Language is not just a communication tool but an expression of different cultures, societies, and opinions across the globe. Nonetheless, language is also the barrier separating them. Thanks to translation technologies and artificial intelligence (AI) taking over the linguistic world, people can now read in their preferred languages. The world would lose a significant portion of its cultural treasures if it weren’t for translation and, more recently, technologies for translation.
Like other technological developments, translation technologies have evolved too. Currently, the most frequently used method of translation is via machines, Machine Translation (MT). Other methods like Computer-Assisted Translation (CAT) Technology are also prominently used. These technologies have undoubtedly offered seamless communication capabilities that people have wanted for ages. Likewise, they still have undeniable limitations.
All tools and technologies used for translation work on different principles and consequently deliver different results. Some offer more accurate results, while others are compatible with a more significant number of languages. Moreover, all high-end translation tools are not accessible to billions of people and are incompatible with hundreds of languages. People cannot openly participate in online conversations and communities in their regional/native languages.
Read More: Measuring Weirdness In AI-Based Language-Translations
To remove some of these barriers and make people a part of the future metaverse, AI researchers at Meta have created ‘No Language Left Behind-200’ or NLLB-200, an AI model to enhance machine translation capabilities for most of the world’s languages. The company claims that the model translates 200 languages with higher accuracy by an average of 44%. These languages include lesser-known African languages like Kamba and Lao (55 in total) and languages from other parts of the world. Such languages are incompatible with other existing translation tools.
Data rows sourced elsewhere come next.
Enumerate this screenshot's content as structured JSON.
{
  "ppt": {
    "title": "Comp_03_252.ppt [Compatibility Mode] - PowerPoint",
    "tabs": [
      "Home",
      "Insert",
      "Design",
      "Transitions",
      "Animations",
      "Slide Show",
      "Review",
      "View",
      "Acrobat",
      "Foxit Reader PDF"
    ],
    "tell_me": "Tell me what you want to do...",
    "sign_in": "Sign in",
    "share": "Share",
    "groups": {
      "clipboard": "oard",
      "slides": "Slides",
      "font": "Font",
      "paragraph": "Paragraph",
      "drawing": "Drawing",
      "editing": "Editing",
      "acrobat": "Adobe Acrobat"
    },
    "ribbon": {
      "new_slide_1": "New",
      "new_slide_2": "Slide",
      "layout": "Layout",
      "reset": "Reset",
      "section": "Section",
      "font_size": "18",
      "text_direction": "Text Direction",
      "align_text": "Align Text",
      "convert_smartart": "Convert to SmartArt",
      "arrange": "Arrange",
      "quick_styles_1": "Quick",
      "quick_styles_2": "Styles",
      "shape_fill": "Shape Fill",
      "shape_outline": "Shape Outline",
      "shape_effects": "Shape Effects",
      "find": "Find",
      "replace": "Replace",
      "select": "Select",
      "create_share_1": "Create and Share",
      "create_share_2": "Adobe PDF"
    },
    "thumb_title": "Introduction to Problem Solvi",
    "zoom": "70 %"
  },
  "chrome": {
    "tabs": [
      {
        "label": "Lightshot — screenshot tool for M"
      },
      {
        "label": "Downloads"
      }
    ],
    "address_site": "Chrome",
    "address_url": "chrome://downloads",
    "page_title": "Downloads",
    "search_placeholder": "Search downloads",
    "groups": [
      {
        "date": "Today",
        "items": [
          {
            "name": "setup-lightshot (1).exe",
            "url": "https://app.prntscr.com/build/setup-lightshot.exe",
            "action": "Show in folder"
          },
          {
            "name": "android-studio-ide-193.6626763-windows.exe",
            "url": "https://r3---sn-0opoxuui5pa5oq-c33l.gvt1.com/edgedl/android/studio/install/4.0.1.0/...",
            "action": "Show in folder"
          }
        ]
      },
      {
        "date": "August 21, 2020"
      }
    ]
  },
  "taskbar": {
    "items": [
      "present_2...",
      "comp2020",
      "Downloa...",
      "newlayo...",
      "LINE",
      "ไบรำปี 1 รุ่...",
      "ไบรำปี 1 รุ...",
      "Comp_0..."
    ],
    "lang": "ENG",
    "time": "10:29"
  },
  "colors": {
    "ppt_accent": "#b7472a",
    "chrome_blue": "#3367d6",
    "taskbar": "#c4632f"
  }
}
No Language Left behind (NLLB) is a part of Meta’s long-term efforts to build language and machine translation tools. Launched in February 2022, the project builds advanced AI models to learn and decipher languages based on fewer examples.
The NLLB-200 is made to truly serve everyone, as other AI systems are not designed to cater to hundreds of local languages and provide a real-time speech-to-speech translation. Covering 200 languages is a step forward in overcoming data scarcity and acquiring more training data in local/regional languages. The new AI model also aims to overcome some modeling challenges of expansion faced by the company in previous years.
It is not the first time that Meta has developed a translation model. It released the 100-language M2M-100 translation model in 2020 with improved architectures and data acquiring practices. The AI company has now scaled to another 100 languages in NLLB-200. It can be used to advance other technologies, developing assistants for languages like Uzbek and creating subtitles for movies in Oromo/Swahili. There are endless possibilities to extend its application and democratize access for people in virtual worlds.
Meta trained NLLB-200 on FLORES-200, a dataset that enables AI’s performance assessment in 40,000 different language directions. The dataset measured NLLB-200’s performance in each of the 200 languages to be highly accurate.
Adding to the upsides, Meta is open-sourcing the model and the FLORES-200 dataset to all developers. It has also open-sourced the model training code. The company has also provided a demo to show the application of this open-source translator. The sole reason behind providing open-source access is to help researchers improve their work and translation capabilities via machines. Since inaccessibility is a major drawback of other language translation technologies/tools, Meta’s AI would make technology accessible to ordinary people.
Further, NLLB-200 will aid in promoting native languages and enabling people to read things without an intermediary language. Languages like Mandarin, English, and Spanish dominate the language webspace. Many people from other countries or regions cannot get the sentiments or context of things written in languages other than their own. NLLB-200 will bridge this gap and add meaning to the text, as people can now read in their preferred language.
As an incentive to use the AI model impactfully, Meta is awarding up to US$200,000 grants to researchers and nonprofit organizations. These researchers/organizations are invited to use NLLB-200 to translate underrepresented languages.
Meta has also collaborated with Wikimedia Foundation, a nonprofit organization, to offer translation services on Wikipedia. The model would help reduce the disparity between English publications on the website and those in other languages, especially those spoken outside of America and Europe. For instance, there are only 3,260 Wiki articles in Lingala, a native language spoken by 45M people in the Democratic Republic of Congo, against 2.5M Wiki articles in a language like Swedish, spoken in Sweden and Finland by much lesser people.
Even though the AI model has enhanced accuracy and meaningful translation of more languages than before, there is an endless scope for improvement. 200 languages cannot cover the entire language space. Additionally, the company faced several challenges in expanding the model from 100 to 200 languages. Since many of these languages are regional, the challenge is to acquire data from low-resource datasets. The model starts overfitting if trained for extended periods due to data scarcity. Such challenges would only scale as the number of languages increases. Long story short, there is a long road ahead for translation technologies, but NLLB-200 takes us one step forward in the right direction. Meta plans to strive for a more inclusive and connected world by breaking down linguistic and technological barriers and empowering people.